Le 23 juin 2016, le référendum sur le Brexit a finalement donné raison aux partisans du "leave". Quelque 33,5 millions de Britanniques d'Angleterre, d'Ecosse, du Pays de Galles et d'Irlande du Nord ont voté et parmi eux, 17,4 millions se sont prononcés en faveur du Brexit, soit 51,9% des suffrages. Ils étaient 16,1 millions à se prononcer pour rester dans l'UE, soit 48,1% des votants. Le vote pro-Brexit va provoquer une secousse dans toute l'Europe, à commencer par Londres, où David Cameron, favorable au référendum, mais aussi au maintien dans l'Union européenne, va annoncer sa démission.

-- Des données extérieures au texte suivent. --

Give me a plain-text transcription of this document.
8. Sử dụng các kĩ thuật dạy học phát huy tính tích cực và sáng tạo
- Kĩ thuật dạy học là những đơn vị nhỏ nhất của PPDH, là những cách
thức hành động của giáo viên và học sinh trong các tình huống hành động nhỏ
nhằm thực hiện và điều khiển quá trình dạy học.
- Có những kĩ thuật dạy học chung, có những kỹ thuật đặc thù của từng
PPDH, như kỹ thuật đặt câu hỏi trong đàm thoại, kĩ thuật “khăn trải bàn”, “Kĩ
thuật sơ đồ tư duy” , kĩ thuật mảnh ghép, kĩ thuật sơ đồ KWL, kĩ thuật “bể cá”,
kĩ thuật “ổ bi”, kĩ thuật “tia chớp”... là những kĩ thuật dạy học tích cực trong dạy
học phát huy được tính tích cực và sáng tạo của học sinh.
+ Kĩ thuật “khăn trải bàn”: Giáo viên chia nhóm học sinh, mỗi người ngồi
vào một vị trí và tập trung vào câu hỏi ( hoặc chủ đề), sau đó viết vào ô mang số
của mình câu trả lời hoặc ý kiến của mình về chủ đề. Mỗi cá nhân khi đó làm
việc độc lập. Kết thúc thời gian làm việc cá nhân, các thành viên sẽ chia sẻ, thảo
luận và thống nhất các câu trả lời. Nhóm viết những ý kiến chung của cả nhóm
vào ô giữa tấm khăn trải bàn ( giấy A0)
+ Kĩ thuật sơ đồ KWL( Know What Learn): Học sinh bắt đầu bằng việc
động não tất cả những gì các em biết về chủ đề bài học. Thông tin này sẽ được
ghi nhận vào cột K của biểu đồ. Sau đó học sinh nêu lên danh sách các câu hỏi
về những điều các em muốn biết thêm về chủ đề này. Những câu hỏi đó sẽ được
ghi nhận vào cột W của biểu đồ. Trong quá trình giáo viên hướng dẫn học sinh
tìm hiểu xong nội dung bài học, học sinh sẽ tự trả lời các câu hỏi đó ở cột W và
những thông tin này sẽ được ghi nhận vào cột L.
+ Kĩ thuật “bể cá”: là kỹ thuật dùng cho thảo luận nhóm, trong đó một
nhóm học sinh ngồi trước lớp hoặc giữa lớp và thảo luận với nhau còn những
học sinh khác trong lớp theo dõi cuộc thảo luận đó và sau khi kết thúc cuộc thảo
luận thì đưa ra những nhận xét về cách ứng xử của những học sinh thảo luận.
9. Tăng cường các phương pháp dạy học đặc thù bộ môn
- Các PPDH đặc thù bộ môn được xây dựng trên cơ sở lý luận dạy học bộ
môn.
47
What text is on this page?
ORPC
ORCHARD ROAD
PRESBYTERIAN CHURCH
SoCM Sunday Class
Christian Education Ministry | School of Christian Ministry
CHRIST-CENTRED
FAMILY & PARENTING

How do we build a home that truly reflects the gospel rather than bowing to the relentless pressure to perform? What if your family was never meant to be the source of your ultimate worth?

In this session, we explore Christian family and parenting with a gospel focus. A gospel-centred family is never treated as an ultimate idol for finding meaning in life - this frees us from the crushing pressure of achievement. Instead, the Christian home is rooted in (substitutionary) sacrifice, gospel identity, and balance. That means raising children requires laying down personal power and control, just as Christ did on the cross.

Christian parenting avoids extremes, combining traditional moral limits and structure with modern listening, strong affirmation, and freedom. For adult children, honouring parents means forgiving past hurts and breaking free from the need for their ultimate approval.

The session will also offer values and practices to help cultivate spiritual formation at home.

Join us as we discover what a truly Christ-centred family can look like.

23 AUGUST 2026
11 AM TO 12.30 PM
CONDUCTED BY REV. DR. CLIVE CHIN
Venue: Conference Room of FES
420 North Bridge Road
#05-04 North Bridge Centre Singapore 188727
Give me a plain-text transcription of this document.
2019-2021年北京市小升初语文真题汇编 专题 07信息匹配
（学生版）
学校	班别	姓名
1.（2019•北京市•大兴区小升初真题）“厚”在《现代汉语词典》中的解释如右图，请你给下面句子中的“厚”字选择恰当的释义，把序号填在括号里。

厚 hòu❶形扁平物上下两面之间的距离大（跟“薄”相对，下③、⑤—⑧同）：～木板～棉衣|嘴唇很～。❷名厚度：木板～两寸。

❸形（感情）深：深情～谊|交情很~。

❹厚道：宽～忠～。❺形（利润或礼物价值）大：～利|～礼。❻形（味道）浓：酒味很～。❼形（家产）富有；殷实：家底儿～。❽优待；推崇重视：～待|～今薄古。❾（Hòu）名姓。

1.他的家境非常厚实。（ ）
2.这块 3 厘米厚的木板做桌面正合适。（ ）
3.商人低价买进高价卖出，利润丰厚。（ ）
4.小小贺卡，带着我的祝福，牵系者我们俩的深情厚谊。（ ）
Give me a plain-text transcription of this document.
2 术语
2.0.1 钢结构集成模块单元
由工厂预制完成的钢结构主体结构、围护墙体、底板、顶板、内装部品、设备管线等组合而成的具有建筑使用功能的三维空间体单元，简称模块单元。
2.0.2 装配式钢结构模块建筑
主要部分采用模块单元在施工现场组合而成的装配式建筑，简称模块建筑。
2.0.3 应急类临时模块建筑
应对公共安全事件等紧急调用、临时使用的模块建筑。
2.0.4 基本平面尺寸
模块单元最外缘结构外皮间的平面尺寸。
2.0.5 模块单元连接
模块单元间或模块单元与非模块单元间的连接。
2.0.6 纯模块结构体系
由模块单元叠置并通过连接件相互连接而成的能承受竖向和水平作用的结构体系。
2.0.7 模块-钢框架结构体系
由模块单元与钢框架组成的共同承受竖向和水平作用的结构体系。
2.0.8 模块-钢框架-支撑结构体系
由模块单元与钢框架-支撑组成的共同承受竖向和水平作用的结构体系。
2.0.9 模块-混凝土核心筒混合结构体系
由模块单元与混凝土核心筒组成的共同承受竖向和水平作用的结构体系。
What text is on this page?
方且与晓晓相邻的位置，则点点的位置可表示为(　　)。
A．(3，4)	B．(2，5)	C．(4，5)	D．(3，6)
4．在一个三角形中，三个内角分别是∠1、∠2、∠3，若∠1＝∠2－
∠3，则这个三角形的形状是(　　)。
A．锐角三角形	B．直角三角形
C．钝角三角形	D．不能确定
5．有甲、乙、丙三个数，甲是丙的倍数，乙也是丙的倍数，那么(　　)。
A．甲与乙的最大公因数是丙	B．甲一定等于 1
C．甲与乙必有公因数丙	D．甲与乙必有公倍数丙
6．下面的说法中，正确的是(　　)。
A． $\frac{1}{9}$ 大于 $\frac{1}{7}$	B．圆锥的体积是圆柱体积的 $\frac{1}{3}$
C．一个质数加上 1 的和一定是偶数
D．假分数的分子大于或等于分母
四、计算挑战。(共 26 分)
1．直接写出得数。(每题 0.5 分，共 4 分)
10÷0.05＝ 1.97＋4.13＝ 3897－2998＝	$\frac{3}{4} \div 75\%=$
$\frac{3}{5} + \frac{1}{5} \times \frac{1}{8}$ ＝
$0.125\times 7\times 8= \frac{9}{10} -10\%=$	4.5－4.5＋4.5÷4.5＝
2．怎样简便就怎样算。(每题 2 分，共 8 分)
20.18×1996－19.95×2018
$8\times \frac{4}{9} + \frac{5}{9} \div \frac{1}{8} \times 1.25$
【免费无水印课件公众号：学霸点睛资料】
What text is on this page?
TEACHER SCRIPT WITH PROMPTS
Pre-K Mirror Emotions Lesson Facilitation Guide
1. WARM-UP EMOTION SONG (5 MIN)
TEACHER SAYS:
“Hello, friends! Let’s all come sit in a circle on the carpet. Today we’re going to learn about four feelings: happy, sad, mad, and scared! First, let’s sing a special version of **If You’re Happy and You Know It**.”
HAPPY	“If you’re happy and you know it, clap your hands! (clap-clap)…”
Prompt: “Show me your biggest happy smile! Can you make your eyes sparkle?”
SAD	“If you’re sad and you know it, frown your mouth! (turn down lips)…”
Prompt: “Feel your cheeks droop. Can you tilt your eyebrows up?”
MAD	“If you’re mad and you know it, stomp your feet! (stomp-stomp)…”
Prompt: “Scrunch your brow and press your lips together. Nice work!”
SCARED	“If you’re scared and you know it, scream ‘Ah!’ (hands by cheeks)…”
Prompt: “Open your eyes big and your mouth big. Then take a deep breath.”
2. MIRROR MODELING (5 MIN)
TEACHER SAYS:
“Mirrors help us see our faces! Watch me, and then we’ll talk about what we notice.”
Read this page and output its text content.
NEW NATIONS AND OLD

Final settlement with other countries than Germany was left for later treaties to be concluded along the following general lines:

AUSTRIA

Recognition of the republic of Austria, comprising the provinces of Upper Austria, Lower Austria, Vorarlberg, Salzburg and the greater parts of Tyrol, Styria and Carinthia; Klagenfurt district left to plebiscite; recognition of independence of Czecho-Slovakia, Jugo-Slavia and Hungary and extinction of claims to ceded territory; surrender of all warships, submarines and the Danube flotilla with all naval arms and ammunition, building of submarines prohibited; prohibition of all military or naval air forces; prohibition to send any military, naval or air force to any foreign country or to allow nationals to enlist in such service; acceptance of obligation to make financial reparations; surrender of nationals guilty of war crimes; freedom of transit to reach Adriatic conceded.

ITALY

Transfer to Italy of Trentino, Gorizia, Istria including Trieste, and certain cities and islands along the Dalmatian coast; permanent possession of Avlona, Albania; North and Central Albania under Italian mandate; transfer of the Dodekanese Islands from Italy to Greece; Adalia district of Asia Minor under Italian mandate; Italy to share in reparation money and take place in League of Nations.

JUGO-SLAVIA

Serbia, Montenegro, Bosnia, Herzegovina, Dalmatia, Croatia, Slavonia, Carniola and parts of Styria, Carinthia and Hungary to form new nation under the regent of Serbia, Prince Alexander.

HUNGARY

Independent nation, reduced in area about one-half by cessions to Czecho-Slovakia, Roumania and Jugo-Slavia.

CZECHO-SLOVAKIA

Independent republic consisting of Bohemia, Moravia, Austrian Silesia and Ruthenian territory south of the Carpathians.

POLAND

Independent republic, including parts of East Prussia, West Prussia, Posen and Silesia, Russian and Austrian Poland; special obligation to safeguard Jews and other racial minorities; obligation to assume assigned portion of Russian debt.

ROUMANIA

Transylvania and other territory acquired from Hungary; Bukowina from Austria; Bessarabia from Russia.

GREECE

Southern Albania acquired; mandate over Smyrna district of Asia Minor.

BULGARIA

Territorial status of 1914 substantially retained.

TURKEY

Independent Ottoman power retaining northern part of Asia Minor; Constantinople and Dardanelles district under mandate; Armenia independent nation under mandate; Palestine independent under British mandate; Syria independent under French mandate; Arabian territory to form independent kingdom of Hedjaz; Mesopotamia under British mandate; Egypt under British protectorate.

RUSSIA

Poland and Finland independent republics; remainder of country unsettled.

Qu'est-ce que le "hard Brexit" ?

Le "hard Brexit" est le scénario imaginé par les tenants d'un Brexit "dur", autrement dit négocié avec l'Union européenne, mais sans concessions ou presque. Il s'agit pour ces militants, dont Theresa May faisait partie à l'origine, de sortir du marché unique, de mettre fin à l'union douanière et à la libre circulation des citoyens européens au Royaume-Uni et de ne plus connaitre la compétence de la Cour de justice de l'UE. Le credo de Theresa May et des tenants du "hard Brexit" à l'époque : "Pas d'accord vaut mieux qu'un mauvais accord". Cette position radicale, qui était encore celle de Theresa May au 10 Downing Street en janvier 2017, a depuis progressivement évolué et n'est plus du tout d'actualité. Le sommet de Bruxelles du 10 avril a éloigné considérablement cette perspective puisque désormais, le Royaume-Uni a obtenu un report qui lui permet une latitude qui semble suffisante pour s'accorder sur une sortie propre de l'UE.